Is it right to incubate in the winter?

Discussion in 'Incubating & Hatching Eggs' started by big daniel, Nov 6, 2010.

  1. big daniel

    big daniel New Egg

    Nov 6, 2010
    I have spoke with many chicken people, but I need more information. Please feel free to give me an opinion. Is it healthy? How does it affect the chickens? When does everyone else incubate?
  2. ChickensAreSweet

    ChickensAreSweet Heavenly Grains for Hens

    It depends on whether you have the set up to keep them warm. Garage, bathroom, some place to brood them.

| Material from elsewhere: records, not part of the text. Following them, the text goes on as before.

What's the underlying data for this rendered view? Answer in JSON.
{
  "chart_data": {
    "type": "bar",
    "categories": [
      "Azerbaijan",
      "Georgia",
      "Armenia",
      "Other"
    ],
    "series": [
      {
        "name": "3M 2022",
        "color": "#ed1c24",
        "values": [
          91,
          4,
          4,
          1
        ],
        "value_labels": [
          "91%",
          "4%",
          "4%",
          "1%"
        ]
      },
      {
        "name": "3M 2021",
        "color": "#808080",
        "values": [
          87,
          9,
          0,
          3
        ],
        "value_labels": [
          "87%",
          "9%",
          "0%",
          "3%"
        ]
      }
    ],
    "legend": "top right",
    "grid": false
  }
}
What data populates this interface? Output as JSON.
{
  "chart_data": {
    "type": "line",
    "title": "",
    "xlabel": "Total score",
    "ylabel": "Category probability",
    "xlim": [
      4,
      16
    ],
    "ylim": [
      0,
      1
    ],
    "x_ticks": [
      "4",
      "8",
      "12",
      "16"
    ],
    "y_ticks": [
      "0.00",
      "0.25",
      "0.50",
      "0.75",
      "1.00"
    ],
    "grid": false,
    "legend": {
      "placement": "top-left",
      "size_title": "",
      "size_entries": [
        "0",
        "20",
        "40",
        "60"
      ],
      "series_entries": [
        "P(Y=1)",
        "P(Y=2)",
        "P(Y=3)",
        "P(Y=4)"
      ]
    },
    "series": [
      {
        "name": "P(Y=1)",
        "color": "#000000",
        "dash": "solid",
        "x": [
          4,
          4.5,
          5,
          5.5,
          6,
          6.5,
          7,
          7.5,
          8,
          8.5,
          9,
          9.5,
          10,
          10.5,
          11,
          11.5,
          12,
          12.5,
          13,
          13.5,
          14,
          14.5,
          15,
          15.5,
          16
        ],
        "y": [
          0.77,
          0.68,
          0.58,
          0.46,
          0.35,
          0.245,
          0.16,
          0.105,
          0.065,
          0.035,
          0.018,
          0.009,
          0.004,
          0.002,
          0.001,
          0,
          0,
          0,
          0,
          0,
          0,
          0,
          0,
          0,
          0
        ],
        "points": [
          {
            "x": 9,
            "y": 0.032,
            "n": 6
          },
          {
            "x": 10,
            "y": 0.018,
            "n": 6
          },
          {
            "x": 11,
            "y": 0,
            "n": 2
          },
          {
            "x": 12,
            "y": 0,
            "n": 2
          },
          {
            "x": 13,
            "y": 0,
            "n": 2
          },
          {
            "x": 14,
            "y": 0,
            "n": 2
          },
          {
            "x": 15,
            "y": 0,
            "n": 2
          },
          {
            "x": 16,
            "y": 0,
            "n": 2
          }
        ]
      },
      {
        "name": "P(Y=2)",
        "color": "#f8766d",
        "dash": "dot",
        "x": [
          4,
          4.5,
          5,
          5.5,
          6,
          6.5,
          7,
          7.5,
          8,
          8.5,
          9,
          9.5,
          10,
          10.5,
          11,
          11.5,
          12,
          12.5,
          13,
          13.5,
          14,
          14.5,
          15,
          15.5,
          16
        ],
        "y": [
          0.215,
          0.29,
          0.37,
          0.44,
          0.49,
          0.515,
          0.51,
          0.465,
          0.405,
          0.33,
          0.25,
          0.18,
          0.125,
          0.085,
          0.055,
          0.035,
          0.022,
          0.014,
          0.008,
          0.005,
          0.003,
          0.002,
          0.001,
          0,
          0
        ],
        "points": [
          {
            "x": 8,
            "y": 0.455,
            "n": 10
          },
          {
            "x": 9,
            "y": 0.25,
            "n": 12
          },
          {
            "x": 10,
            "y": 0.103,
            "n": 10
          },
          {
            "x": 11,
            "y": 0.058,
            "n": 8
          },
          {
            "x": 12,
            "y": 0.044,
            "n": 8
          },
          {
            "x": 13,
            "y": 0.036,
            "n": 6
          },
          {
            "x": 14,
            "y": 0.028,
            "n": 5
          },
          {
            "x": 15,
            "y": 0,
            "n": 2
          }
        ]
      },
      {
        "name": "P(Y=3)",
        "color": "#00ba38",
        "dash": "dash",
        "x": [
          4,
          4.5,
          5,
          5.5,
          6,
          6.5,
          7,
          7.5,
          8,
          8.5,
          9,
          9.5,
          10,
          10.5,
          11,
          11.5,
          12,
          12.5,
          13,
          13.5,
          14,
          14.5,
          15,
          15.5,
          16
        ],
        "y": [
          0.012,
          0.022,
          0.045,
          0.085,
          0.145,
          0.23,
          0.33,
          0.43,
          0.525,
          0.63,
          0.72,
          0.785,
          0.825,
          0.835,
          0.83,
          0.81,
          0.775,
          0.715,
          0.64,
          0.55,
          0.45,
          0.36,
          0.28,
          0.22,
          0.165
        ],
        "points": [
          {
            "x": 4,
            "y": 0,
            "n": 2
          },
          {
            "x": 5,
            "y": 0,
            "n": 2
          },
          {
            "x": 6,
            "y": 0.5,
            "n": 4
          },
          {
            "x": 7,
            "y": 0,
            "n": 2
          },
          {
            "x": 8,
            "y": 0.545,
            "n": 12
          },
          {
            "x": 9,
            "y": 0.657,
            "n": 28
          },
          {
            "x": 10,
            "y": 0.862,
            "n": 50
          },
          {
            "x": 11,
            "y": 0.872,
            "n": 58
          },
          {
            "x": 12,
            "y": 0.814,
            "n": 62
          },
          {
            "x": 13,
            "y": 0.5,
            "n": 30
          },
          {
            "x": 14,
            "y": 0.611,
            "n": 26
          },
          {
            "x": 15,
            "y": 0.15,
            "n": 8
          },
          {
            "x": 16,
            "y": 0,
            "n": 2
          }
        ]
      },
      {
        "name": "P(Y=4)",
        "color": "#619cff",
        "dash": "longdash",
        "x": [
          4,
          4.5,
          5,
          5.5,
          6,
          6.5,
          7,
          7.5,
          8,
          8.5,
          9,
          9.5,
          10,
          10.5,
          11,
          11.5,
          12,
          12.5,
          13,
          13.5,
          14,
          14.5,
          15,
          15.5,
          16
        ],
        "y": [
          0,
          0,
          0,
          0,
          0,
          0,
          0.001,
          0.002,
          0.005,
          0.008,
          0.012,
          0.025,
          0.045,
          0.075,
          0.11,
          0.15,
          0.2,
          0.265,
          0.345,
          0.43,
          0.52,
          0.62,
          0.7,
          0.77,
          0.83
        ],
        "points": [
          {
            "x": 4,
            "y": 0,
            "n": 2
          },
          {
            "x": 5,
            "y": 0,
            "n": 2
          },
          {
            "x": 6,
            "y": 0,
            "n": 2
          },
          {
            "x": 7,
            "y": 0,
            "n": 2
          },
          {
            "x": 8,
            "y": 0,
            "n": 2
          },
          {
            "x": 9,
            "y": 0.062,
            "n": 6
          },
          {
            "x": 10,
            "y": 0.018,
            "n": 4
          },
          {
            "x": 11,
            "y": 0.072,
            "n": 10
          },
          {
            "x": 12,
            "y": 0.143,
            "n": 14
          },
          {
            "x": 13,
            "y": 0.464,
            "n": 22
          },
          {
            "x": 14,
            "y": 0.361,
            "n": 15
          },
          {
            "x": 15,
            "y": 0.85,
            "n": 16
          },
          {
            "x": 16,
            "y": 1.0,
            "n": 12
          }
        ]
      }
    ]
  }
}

    I have some eggs in the incubator NOW. But I'll keep them in my garage under lights for as long as needed. I know it is certainly easier to brood chicks in the summer or late spring.
  3. rebelcowboysnb

    rebelcowboysnb Confederate Money Farm

    I do.
  4. gryeyes

    gryeyes Covered in Pet Hair & Feathers

    I do, too. It's certainly not "wrong."
  5. Kittymomma

    Kittymomma Chillin' With My Peeps

    Sep 9, 2009
    Olympia, WA
    Like others have mentioned--If you have the space to brood them (I did it in the house once and will never do it again, still have nightmares about the dust/dander!) I think it's a great idea. Your chicks will be at POL in the Spring and you'll have eggs when others only have chicks. Another plus is that there is a great market for POL pullets in the Spring if you happen to have any extras.
  6. MomMommyMamma

    MomMommyMamma Chillin' With My Peeps

    Jun 13, 2010
    West Virginia
    Quote:Agreed. We still have not gotten eggs from our chicks from summer. Got them too late, then the shorter days, etc...
    We have 16 eggs incubating now and I'm really, really excited to be having them so much older by the spring!
  7. A.T. Hagan

    A.T. Hagan Don't Panic

    Aug 13, 2007
    North/Central Florida
    Presuming you're properly set up to brood the birds it's actually a good thing. February or March hatched birds will be in full lay when the previous year's birds are slowing down and getting ready to molt.
  8. dieselgrl48

    dieselgrl48 Chillin' With My Peeps

    Feb 21, 2010
    I've pretty much been an addict over the years.I hatched out newbie's on Xmas last Year.I had brooder's set up in basement next to furnace and they all did great.I used to keep mine in house.The dust is a mess one point .I moved mine due to grandson who live's with Us full time so...I have about 2 dozen bantam due to hatch next couple of day's then shutting down.I already have a brooder of 4 duckling's and my other brooder of a few week old's growing Fast.I have the 2 last duckling's about 2 weeks old in with those too.I have a group of about 10 Grad's I put them some extra hay in thier little pen in a closed coop at night of course and so far have lost one silkie due to some weird wry neck that just happened all at once last week.You can hatch and raise them for sure winter.You just got to make sure they stay warm and dry.I have raised HUNDRED's of bird's year round.Hope you get some babie's.good Luck
  9. dirtsaver

    dirtsaver Chillin' With My Peeps

    Mar 20, 2010
    Northern Kentucky
    Eva and I have talked about hatching some chicks but have not tried it yet. When we do,we'll time it so they can go out to the coop at 6-8 weeks old. That eliminates winter hatching because we do not have a safe and warm place to use as a brooder. We raised the girls we have now in the utility room and 8 weeks is a bit much to have chicks in the house.

    If you have a good safe and warm place to use as a brooder I say go for it!

  10. Rozzie

    Rozzie Chillin' With My Peeps

    Jul 14, 2010
    It is fine, so long as you have a warm place for the babies. You'll need something inside a building. It'll need to be a warm building to help avoid the risk of cold drafts on the chicks. Basements, heated outbuildings, heated garages, etc. are common. If you just have a few birds and no indoor cats/dogs/rampaging young children, then you could keep them in the main part of the house, even, for a few days. A lot of people use a second bathroom and take care of chicks right in the bathtub. (Take the precaution of turning off the tub & shower water source, especially if you have children...)

    When they are ready to move to their more grown up quarters then you will have to figure a way out to transition them so that they can adjust to colder temperatures. You don't want to take them from a 70 degree house straight to a 30 degree garage or a 10 degree coop. Even with a heat lamp or two this is just too much stress!